Shazam vs Audio Fingerprinting

Benchmarking ShazamKit recognition speed and accuracy in noisy environments.

SwiftShazamKitAVFoundationiOS

Problem

Music recognition in the real world fails differently under distance and background noise, which directly affects product UX.

Approach

Tested 50 songs at multiple distances and noise levels to measure recognition speed, confidence, and accuracy.

Result

The results drove BeatMap's recognition UX, including confidence feedback and prompts to move closer to the source.

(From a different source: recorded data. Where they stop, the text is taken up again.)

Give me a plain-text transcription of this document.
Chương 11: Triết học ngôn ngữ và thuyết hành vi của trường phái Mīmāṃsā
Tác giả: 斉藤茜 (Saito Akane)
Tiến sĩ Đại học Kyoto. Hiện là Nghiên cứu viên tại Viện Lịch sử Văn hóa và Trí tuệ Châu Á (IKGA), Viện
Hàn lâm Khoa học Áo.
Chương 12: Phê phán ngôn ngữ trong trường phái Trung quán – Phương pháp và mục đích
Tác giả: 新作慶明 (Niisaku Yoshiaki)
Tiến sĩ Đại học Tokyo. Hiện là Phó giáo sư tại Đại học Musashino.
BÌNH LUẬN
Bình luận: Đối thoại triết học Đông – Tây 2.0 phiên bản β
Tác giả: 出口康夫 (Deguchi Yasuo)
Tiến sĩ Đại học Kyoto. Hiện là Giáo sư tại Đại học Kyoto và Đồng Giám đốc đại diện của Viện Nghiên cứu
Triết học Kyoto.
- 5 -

While building BeatMap, I wanted to understand ShazamKit’s limits. How fast does it identify a song? How much background noise can it tolerate? Does distance from the speaker matter?

I set up a test rig: iPhone at fixed distances from a speaker (0.5m, 1m, 2m, 3m), playing 50 songs across genres, with varying levels of ambient noise (silent room, coffee shop recording, street noise overlay).

Key findings: ShazamKit identified songs within 3-5 seconds in quiet environments regardless of distance. At coffee shop noise levels, recognition dropped to ~80% at 2m+. Heavy bass tracks were identified faster than acoustic or vocal-heavy tracks. The API’s confidence score correlated well with actual accuracy — anything above 0.7 was reliable.

This informed BeatMap’s UX: the app now shows a confidence indicator and suggests moving closer to the source if recognition is slow.